マイナンバーの通知カードの配送が遅れている。当初、日本郵便は10月末から1カ月程度で5700万世帯に配る予定としていたが、653万通が12月にずれ込むことになった。先週末の時点で最も遅れるのが、「千葉県四街道市の『12月20日』」(11月27日・朝日新聞)としていたが、高市早苗総務大臣は、月が改まった12月1日、「今月中に転居するなど住所が変わった場合は別枠と考えてもらいたい」(TBS News-i)と語っており、ここにきて、今年中の配送は難しくなる可能性も含め、いくつかの特例をほのめかし始めた。

 11月の時点で高市大臣は「配達が12月下旬までかかると、税に活用するために企業が従業員から番号を集める作業も厳しくなる」(11月13日・産経ニュース)とも語っていたが、予想以上に配送が難航していることが分かる。配送が完了していないにもかかわらず、運用をスタートするならば、「国民全員に等しく与えられる番号」というテーゼを、自ら崩すことになる。

「マイナンバー」とはそもそも不可思議なネーミングで、これは「ナショナルナンバー」とでも呼ぶのが正確だろう。国家が個人を管理するための番号が張り巡らされれば、こちらからの書類申請などがしやすくなるのは当然のこと。しかし、その程度の利便性を上回る利便を国家が得る仕組みであるという基本はおさえたい。

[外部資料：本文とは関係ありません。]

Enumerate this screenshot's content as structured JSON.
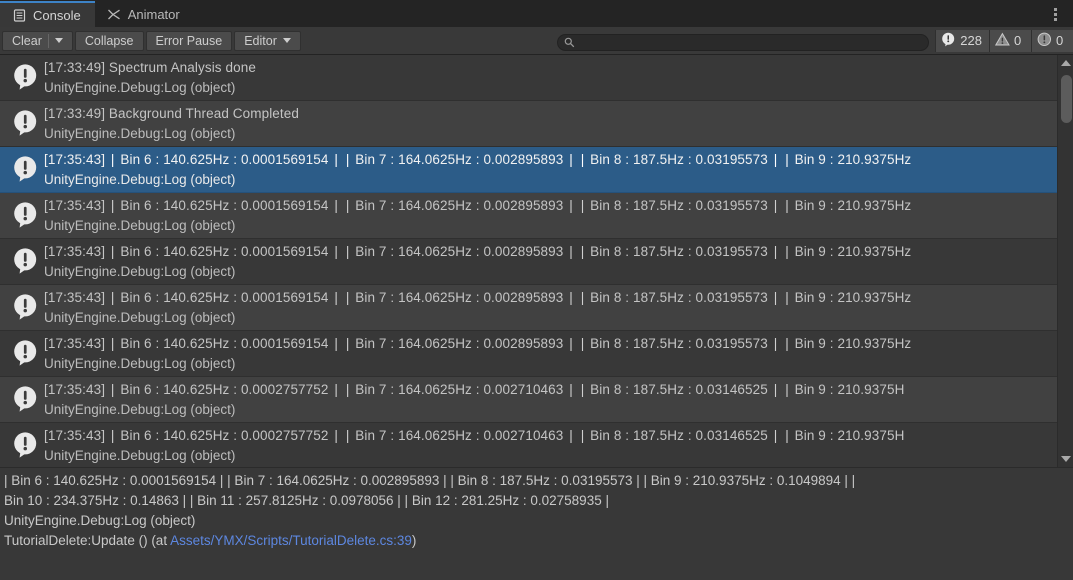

9月3日に内閣府が発表した調査結果(全国3000人対象)で、懸念を持つ点として「個人情報の不正利用(38.0%)」、「個人情報の漏洩(34.5%)」との回答が出ているが、そもそも「個人情報の利用」と「個人情報の確保」を進める施策について、個人がまったく拒否できない状況に懸念を持つべきではないか。

 我が家にも通知カードの一式が送られてきたが、その中に「マイナンバー(個人番号)のお知らせ 個人番号カード交付申請のご案内」というパンフレットが入っていた。便利になるのか、それともやっぱり危ないのか、情報が錯綜していていまいち理解できていない人に向けた解説書の役割を果たすパンフレットだが、不都合な部分はさらりと流されている印象を持った。いくつか拾っておきたい。

 安保法案の議論が盛んだった9月初旬、「改正マイナンバー法」が成立している。施行される直前にちゃっかり利用範囲を拡大するという異例の展開なのだが、この改正により2020年までの導入が検討されていた「生体認証の導入」が前倒しで決まり、ICチップに記録される写真で顔認証ができるようになった。パンフレットには、カードに顔写真が記載されていることについて「顔写真付のため悪用は困難」と安全性を高めるアイテムかのように記載されているが、悪用されないから安心ではなく、その顔写真がどのように使われるのか、説明を尽くすべきではないか。